Since I can't be 100% sure that the importing and labeling laws in America are 100% fool proof, there is no way for me to tell 100% from where my food is coming. Since I've been surgically sterilized anyway, why worry about it?
ok so im donig a report about the radiation spill in japan and its BORING :)
I'm actually glad that the article brought up Hiroshima and Nagasaki. Everyone seems to have forgotten that 2 actual nuclear bombs set off over there didn't do anything to the California (or Hawaii) coast. Chernobyl... Looking pretty damn good these days. It's also worth noting that radioactive dyes are used in medical diagnosis.

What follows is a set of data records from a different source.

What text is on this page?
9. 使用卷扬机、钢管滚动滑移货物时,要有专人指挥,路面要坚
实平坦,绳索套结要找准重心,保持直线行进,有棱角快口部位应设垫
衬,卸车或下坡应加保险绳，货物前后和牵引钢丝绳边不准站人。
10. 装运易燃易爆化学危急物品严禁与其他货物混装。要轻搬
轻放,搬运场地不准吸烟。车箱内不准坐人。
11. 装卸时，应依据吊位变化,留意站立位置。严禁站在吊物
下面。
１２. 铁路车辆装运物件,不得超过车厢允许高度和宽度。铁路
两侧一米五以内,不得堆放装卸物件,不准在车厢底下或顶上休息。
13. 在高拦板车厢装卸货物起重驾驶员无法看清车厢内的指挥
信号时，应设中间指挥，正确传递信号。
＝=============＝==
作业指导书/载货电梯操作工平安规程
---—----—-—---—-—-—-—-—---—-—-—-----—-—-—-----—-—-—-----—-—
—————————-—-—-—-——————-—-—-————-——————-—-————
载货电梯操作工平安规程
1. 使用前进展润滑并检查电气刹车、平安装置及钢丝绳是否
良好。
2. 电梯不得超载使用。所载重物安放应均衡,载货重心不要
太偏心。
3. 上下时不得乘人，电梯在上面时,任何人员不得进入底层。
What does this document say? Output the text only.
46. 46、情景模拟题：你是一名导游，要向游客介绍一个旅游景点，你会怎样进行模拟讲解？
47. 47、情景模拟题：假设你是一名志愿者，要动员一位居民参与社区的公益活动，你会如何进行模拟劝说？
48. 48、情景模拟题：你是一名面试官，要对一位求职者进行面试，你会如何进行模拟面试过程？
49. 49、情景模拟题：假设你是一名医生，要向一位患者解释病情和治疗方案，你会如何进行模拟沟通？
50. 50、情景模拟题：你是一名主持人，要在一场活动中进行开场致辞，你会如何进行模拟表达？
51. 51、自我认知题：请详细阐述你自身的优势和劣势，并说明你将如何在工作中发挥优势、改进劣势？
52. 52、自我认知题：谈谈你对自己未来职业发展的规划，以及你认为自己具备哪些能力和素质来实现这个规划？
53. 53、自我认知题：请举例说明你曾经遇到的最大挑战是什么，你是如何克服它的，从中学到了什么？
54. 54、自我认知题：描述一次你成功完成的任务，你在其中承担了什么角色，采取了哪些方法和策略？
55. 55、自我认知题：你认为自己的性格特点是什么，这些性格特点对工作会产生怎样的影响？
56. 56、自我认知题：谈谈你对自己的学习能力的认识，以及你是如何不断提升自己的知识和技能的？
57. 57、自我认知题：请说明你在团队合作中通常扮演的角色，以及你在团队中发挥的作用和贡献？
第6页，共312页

On the list of things that are bad of me, this doesn't even make the top 100. The great and constant irony in all this is how all the people who don't exercise are in a panic, all the while completely ignoring their biggest issue: Being inactive and taking on all the risks (which add up to being by far the biggest killer) that come with the problem.
I for one will not be eating anything or purchasing any goods from that region for a very long time. Too many questions are unanswered and the ones that are answered are too vague. My heart goes out to them..such nuclear devastation should have never happened it should have been foreseen period.
Given how little I eat that comes from Japan, I don't have any fear about it. It would be a once a month kind of thing in the first place. Besides, if we all eat a little bit, that spreads what ever little radiation around and limits the harm. This has not been validated by science. Besides, the radioactive material has a half life of some level.